前回の記事(なぜ大手家電メーカーはフードテック・スタートアップとの連携を急ぐのか)では、フードテックという領域がコンシューマー向け技術イベント「CES」で盛り上がってきたことをお伝えした。では、なぜ今これほどまでにフードテックという領域が海外で盛り上がっているのか。
年間7兆回の「顧客接点」、食は広大な事業機会
1つには事業機会としての広がりがある。食は人間が誰しも行う行為であり、1日3回の食事を365日、全世界70億人が体験することを仮定すると、実に年間7兆回という数のトランザクションが発生することになる。これに間食や飲み物を加えるとすさまじい数、種類のアクションである。これらはアナログな行為であり、これまでは食品業界や外食業界といった一部の業界だけが注目していた領域であった。
しかし、年間7兆回という魅力的な「顧客接点」と多種多様にわたるユーザーニーズの広がりを見て、特にデジタルやバイオサイエンスの分野から多くのスタートアップ企業が生まれている。サンフランシスコでは、毎年6月に個別最適化した栄養摂取にフォーカスしたイベント「Personalized Nutrition Innovation Summit」が開催されている。
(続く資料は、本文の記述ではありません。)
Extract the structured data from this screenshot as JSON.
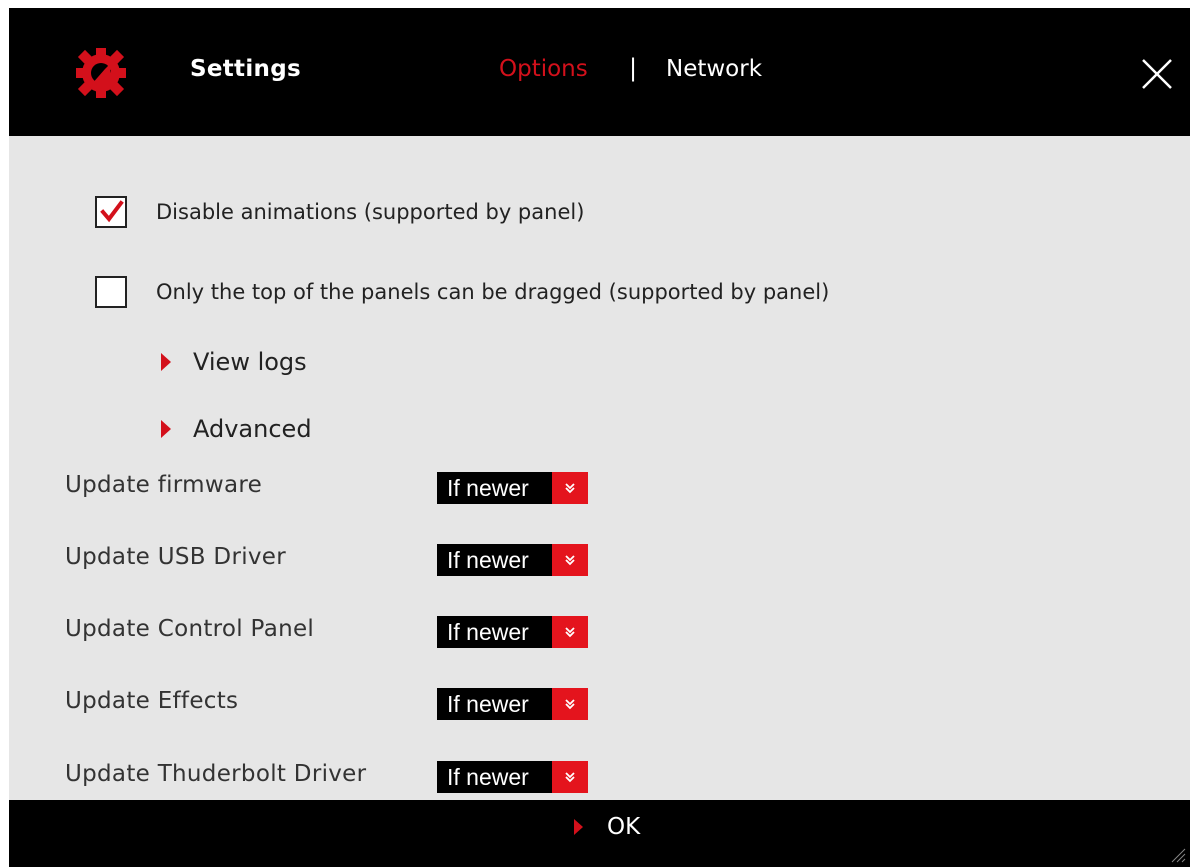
{
  "window": {
    "title": "Settings",
    "icon": "gear-wrench-icon",
    "close_icon": "close-icon"
  },
  "tabs": [
    {
      "label": "Options",
      "active": true
    },
    {
      "label": "Network",
      "active": false
    }
  ],
  "tab_separator": "|",
  "checkboxes": [
    {
      "label": "Disable animations (supported by panel)",
      "checked": true
    },
    {
      "label": "Only the top of the panels can be dragged (supported by panel)",
      "checked": false
    }
  ],
  "expanders": [
    {
      "label": "View logs"
    },
    {
      "label": "Advanced"
    }
  ],
  "update_settings": [
    {
      "label": "Update firmware",
      "value": "If newer"
    },
    {
      "label": "Update USB Driver",
      "value": "If newer"
    },
    {
      "label": "Update Control Panel",
      "value": "If newer"
    },
    {
      "label": "Update Effects",
      "value": "If newer"
    },
    {
      "label": "Update Thuderbolt Driver",
      "value": "If newer"
    }
  ],
  "footer": {
    "ok_label": "OK"
  },
  "colors": {
    "accent": "#d3101b",
    "titlebar": "#000000",
    "body": "#e6e6e6"
  }
}
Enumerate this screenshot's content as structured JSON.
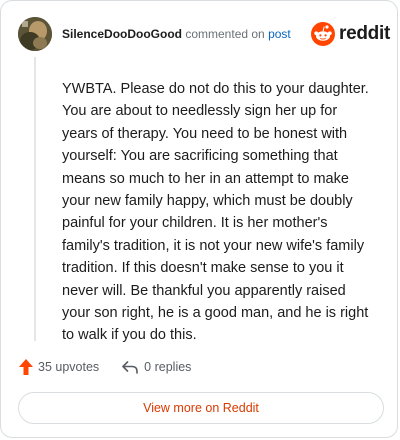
{
  "header": {
    "username": "SilenceDooDooGood",
    "commented_on": "commented on",
    "post_link": "post",
    "brand_name": "reddit"
  },
  "comment": {
    "body": "YWBTA. Please do not do this to your daughter. You are about to needlessly sign her up for years of therapy. You need to be honest with yourself: You are sacrificing something that means so much to her in an attempt to make your new family happy, which must be doubly painful for your children. It is her mother's family's tradition, it is not your new wife's family tradition. If this doesn't make sense to you it never will. Be thankful you apparently raised your son right, he is a good man, and he is right to walk if you do this."
  },
  "actions": {
    "upvotes": "35 upvotes",
    "replies": "0 replies"
  },
  "footer": {
    "view_more": "View more on Reddit"
  },
  "colors": {
    "brand_orange": "#ff4500",
    "upvote_arrow": "#ff4500",
    "view_more_text": "#d93a00",
    "post_link": "#0a66c2"
  },
  "icons": {
    "avatar": "user-avatar",
    "brand": "reddit-snoo-icon",
    "upvote": "upvote-arrow-icon",
    "reply": "reply-arrow-icon"
  }
}
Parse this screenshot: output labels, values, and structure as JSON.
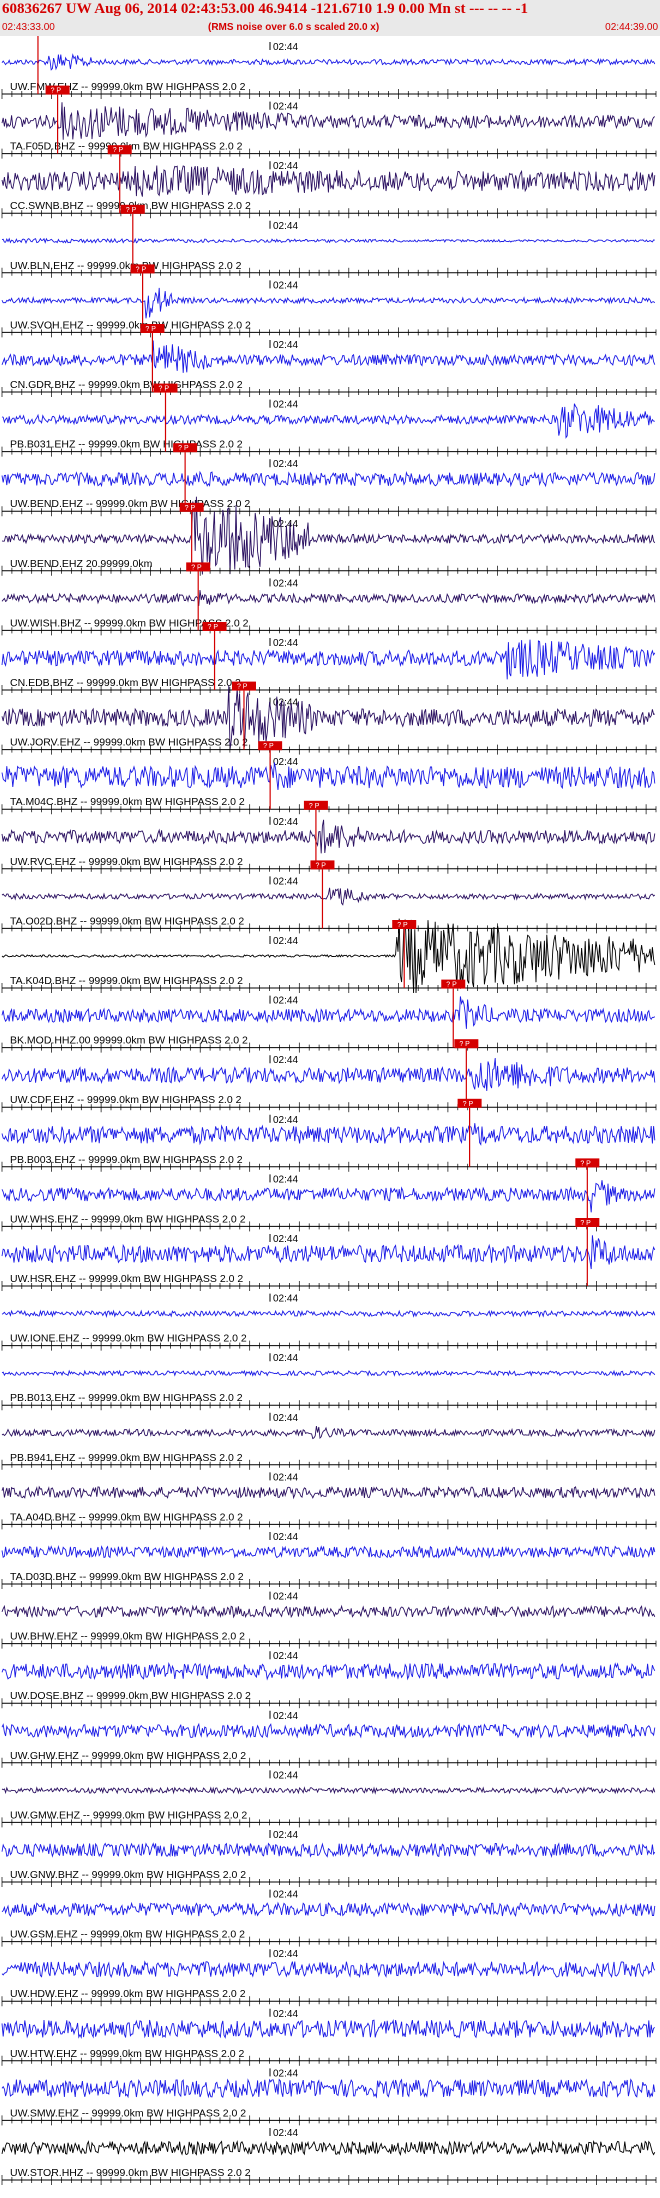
{
  "header": {
    "title": "60836267 UW Aug 06, 2014 02:43:53.00   46.9414 -121.6710  1.9 0.00 Mn st --- -- --  -1",
    "start_time": "02:43:33.00",
    "note": "(RMS noise over 6.0 s scaled 20.0 x)",
    "end_time": "02:44:39.00"
  },
  "chart_data": {
    "type": "line",
    "x_unit": "time",
    "time_range": [
      "02:43:33.00",
      "02:44:39.00"
    ],
    "minute_label": "02:44",
    "pick_label": "? P",
    "traces": [
      {
        "label": "UW.FMW.EHZ -- 99999.0km BW  HIGHPASS  2.0  2",
        "color": "#1a1ae6",
        "pick": 0.055,
        "amp": 0.12,
        "burst": [
          0.07,
          0.14
        ],
        "burst_amp": 0.5
      },
      {
        "label": "TA.F05D.BHZ -- 99999.0km BW  HIGHPASS  2.0  2",
        "color": "#2a1060",
        "pick": 0.085,
        "amp": 0.3,
        "burst": [
          0.09,
          0.45
        ],
        "burst_amp": 0.9
      },
      {
        "label": "CC.SWNB.BHZ -- 99999.0km BW  HIGHPASS  2.0  2",
        "color": "#2a1060",
        "pick": 0.18,
        "amp": 0.45,
        "burst": [
          0.2,
          0.7
        ],
        "burst_amp": 0.8
      },
      {
        "label": "UW.BLN.EHZ -- 99999.0km BW  HIGHPASS  2.0  2",
        "color": "#1a1ae6",
        "pick": 0.2,
        "amp": 0.05,
        "burst": [
          0.0,
          1.0
        ],
        "burst_amp": 0.1
      },
      {
        "label": "UW.SVOH.EHZ -- 99999.0km BW  HIGHPASS  2.0  2",
        "color": "#1a1ae6",
        "pick": 0.215,
        "amp": 0.12,
        "burst": [
          0.22,
          0.26
        ],
        "burst_amp": 0.9
      },
      {
        "label": "CN.GDR.BHZ -- 99999.0km BW  HIGHPASS  2.0  2",
        "color": "#1a1ae6",
        "pick": 0.23,
        "amp": 0.25,
        "burst": [
          0.23,
          0.32
        ],
        "burst_amp": 0.9
      },
      {
        "label": "PB.B031.EHZ -- 99999.0km BW  HIGHPASS  2.0  2",
        "color": "#1a1ae6",
        "pick": 0.25,
        "amp": 0.2,
        "burst": [
          0.85,
          0.99
        ],
        "burst_amp": 0.9
      },
      {
        "label": "UW.BEND.EHZ -- 99999.0km BW  HIGHPASS  2.0  2",
        "color": "#1a1ae6",
        "pick": 0.28,
        "amp": 0.3,
        "burst": [
          0.28,
          0.35
        ],
        "burst_amp": 0.5
      },
      {
        "label": "UW.BEND.EHZ 20.99999.0km",
        "color": "#2a1060",
        "pick": 0.29,
        "amp": 0.2,
        "burst": [
          0.29,
          0.47
        ],
        "burst_amp": 2.0
      },
      {
        "label": "UW.WISH.BHZ -- 99999.0km BW  HIGHPASS  2.0  2",
        "color": "#2a1060",
        "pick": 0.3,
        "amp": 0.2,
        "burst": [
          0.3,
          0.36
        ],
        "burst_amp": 0.4
      },
      {
        "label": "CN.EDB.BHZ -- 99999.0km BW  HIGHPASS  2.0  2",
        "color": "#1a1ae6",
        "pick": 0.325,
        "amp": 0.35,
        "burst": [
          0.77,
          0.99
        ],
        "burst_amp": 1.0
      },
      {
        "label": "UW.JORV.EHZ -- 99999.0km BW  HIGHPASS  2.0  2",
        "color": "#2a1060",
        "pick": 0.37,
        "amp": 0.4,
        "burst": [
          0.34,
          0.48
        ],
        "burst_amp": 1.6
      },
      {
        "label": "TA.M04C.BHZ -- 99999.0km BW  HIGHPASS  2.0  2",
        "color": "#1a1ae6",
        "pick": 0.41,
        "amp": 0.5,
        "burst": [
          0.41,
          0.46
        ],
        "burst_amp": 0.8
      },
      {
        "label": "UW.RVC.EHZ -- 99999.0km BW  HIGHPASS  2.0  2",
        "color": "#2a1060",
        "pick": 0.48,
        "amp": 0.3,
        "burst": [
          0.48,
          0.56
        ],
        "burst_amp": 0.9
      },
      {
        "label": "TA.O02D.BHZ -- 99999.0km BW  HIGHPASS  2.0  2",
        "color": "#2a1060",
        "pick": 0.49,
        "amp": 0.12,
        "burst": [
          0.5,
          0.56
        ],
        "burst_amp": 0.5
      },
      {
        "label": "TA.K04D.BHZ -- 99999.0km BW  HIGHPASS  2.0  2",
        "color": "#000000",
        "pick": 0.615,
        "amp": 0.05,
        "burst": [
          0.6,
          1.0
        ],
        "burst_amp": 1.8
      },
      {
        "label": "BK.MOD.HHZ.00 99999.0km BW  HIGHPASS  2.0  2",
        "color": "#1a1ae6",
        "pick": 0.69,
        "amp": 0.3,
        "burst": [
          0.7,
          0.75
        ],
        "burst_amp": 0.9
      },
      {
        "label": "UW.CDF.EHZ -- 99999.0km BW  HIGHPASS  2.0  2",
        "color": "#1a1ae6",
        "pick": 0.71,
        "amp": 0.35,
        "burst": [
          0.72,
          0.88
        ],
        "burst_amp": 0.9
      },
      {
        "label": "PB.B003.EHZ -- 99999.0km BW  HIGHPASS  2.0  2",
        "color": "#1a1ae6",
        "pick": 0.715,
        "amp": 0.4,
        "burst": [
          0.72,
          0.78
        ],
        "burst_amp": 0.6
      },
      {
        "label": "UW.WHS.EHZ -- 99999.0km BW  HIGHPASS  2.0  2",
        "color": "#1a1ae6",
        "pick": 0.895,
        "amp": 0.3,
        "burst": [
          0.9,
          0.94
        ],
        "burst_amp": 0.9
      },
      {
        "label": "UW.HSR.EHZ -- 99999.0km BW  HIGHPASS  2.0  2",
        "color": "#1a1ae6",
        "pick": 0.895,
        "amp": 0.4,
        "burst": [
          0.9,
          0.95
        ],
        "burst_amp": 0.9
      },
      {
        "label": "UW.IONE.EHZ -- 99999.0km BW  HIGHPASS  2.0  2",
        "color": "#1a1ae6",
        "amp": 0.12
      },
      {
        "label": "PB.B013.EHZ -- 99999.0km BW  HIGHPASS  2.0  2",
        "color": "#1a1ae6",
        "amp": 0.1
      },
      {
        "label": "PB.B941.EHZ -- 99999.0km BW  HIGHPASS  2.0  2",
        "color": "#2a1060",
        "amp": 0.15,
        "burst": [
          0.47,
          0.53
        ],
        "burst_amp": 0.35
      },
      {
        "label": "TA.A04D.BHZ -- 99999.0km BW  HIGHPASS  2.0  2",
        "color": "#2a1060",
        "amp": 0.25
      },
      {
        "label": "TA.D03D.BHZ -- 99999.0km BW  HIGHPASS  2.0  2",
        "color": "#1a1ae6",
        "amp": 0.25
      },
      {
        "label": "UW.BHW.EHZ -- 99999.0km BW  HIGHPASS  2.0  2",
        "color": "#2a1060",
        "amp": 0.25
      },
      {
        "label": "UW.DOSE.BHZ -- 99999.0km BW  HIGHPASS  2.0  2",
        "color": "#1a1ae6",
        "amp": 0.35
      },
      {
        "label": "UW.GHW.EHZ -- 99999.0km BW  HIGHPASS  2.0  2",
        "color": "#1a1ae6",
        "amp": 0.3
      },
      {
        "label": "UW.GMW.EHZ -- 99999.0km BW  HIGHPASS  2.0  2",
        "color": "#2a1060",
        "amp": 0.12
      },
      {
        "label": "UW.GNW.BHZ -- 99999.0km BW  HIGHPASS  2.0  2",
        "color": "#1a1ae6",
        "amp": 0.3
      },
      {
        "label": "UW.GSM.EHZ -- 99999.0km BW  HIGHPASS  2.0  2",
        "color": "#1a1ae6",
        "amp": 0.3
      },
      {
        "label": "UW.HDW.EHZ -- 99999.0km BW  HIGHPASS  2.0  2",
        "color": "#1a1ae6",
        "amp": 0.35
      },
      {
        "label": "UW.HTW.EHZ -- 99999.0km BW  HIGHPASS  2.0  2",
        "color": "#1a1ae6",
        "amp": 0.4
      },
      {
        "label": "UW.SMW.EHZ -- 99999.0km BW  HIGHPASS  2.0  2",
        "color": "#1a1ae6",
        "amp": 0.4
      },
      {
        "label": "UW.STOR.HHZ -- 99999.0km BW  HIGHPASS  2.0  2",
        "color": "#000000",
        "amp": 0.3
      }
    ]
  }
}
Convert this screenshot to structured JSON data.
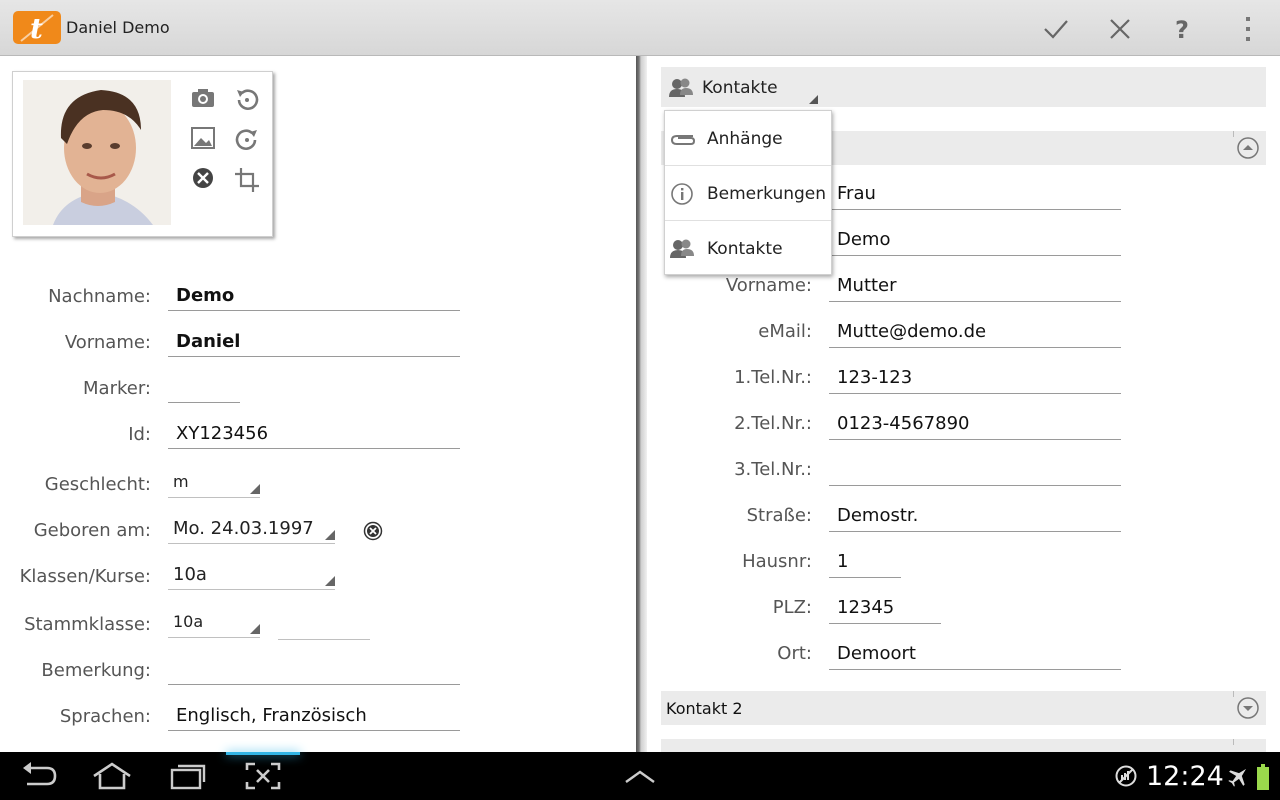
{
  "app": {
    "title": "Daniel Demo"
  },
  "actions": {
    "save": "checkmark-icon",
    "cancel": "close-icon",
    "help": "help-icon",
    "overflow": "overflow-menu-icon"
  },
  "student": {
    "fields": [
      {
        "label": "Nachname:",
        "value": "Demo"
      },
      {
        "label": "Vorname:",
        "value": "Daniel"
      },
      {
        "label": "Marker:",
        "value": ""
      },
      {
        "label": "Id:",
        "value": "XY123456"
      },
      {
        "label": "Geschlecht:",
        "value": "m"
      },
      {
        "label": "Geboren am:",
        "value": "Mo. 24.03.1997"
      },
      {
        "label": "Klassen/Kurse:",
        "value": "10a"
      },
      {
        "label": "Stammklasse:",
        "value": "10a",
        "value2": ""
      },
      {
        "label": "Bemerkung:",
        "value": ""
      },
      {
        "label": "Sprachen:",
        "value": "Englisch, Französisch"
      }
    ]
  },
  "right": {
    "selected_tab": "Kontakte",
    "menu": [
      {
        "label": "Anhänge",
        "icon": "paperclip-icon"
      },
      {
        "label": "Bemerkungen",
        "icon": "info-icon"
      },
      {
        "label": "Kontakte",
        "icon": "contacts-icon"
      }
    ],
    "contact1": {
      "fields": [
        {
          "label": "",
          "value": "Frau"
        },
        {
          "label": "",
          "value": "Demo"
        },
        {
          "label": "Vorname:",
          "value": "Mutter"
        },
        {
          "label": "eMail:",
          "value": "Mutte@demo.de"
        },
        {
          "label": "1.Tel.Nr.:",
          "value": "123-123"
        },
        {
          "label": "2.Tel.Nr.:",
          "value": "0123-4567890"
        },
        {
          "label": "3.Tel.Nr.:",
          "value": ""
        },
        {
          "label": "Straße:",
          "value": "Demostr."
        },
        {
          "label": "Hausnr:",
          "value": "1"
        },
        {
          "label": "PLZ:",
          "value": "12345"
        },
        {
          "label": "Ort:",
          "value": "Demoort"
        }
      ]
    },
    "contact2": {
      "title": "Kontakt 2"
    }
  },
  "status": {
    "time": "12:24"
  },
  "colors": {
    "accent": "#33b5e5",
    "logo": "#f0891a",
    "battery": "#9bd94c"
  }
}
腸内細菌や遺伝子、血液データから体調や体質を判断し、それに合った料理のレシピや運動メニューを提案する、というサービスを立ち上げている数多くのスタートアップが登壇していた(図1)。
米国の調査会社のCBインサイツが発表している「12 Food Trends to Watch In 2018」によると、近年多くの食品会社がCVC(コーポレート・ベンチャー・キャピタル)を立ち上げてスタートアップを育成したり、食品・飲料分野における投資機関の数が増加していることが分かる(図2、図3)。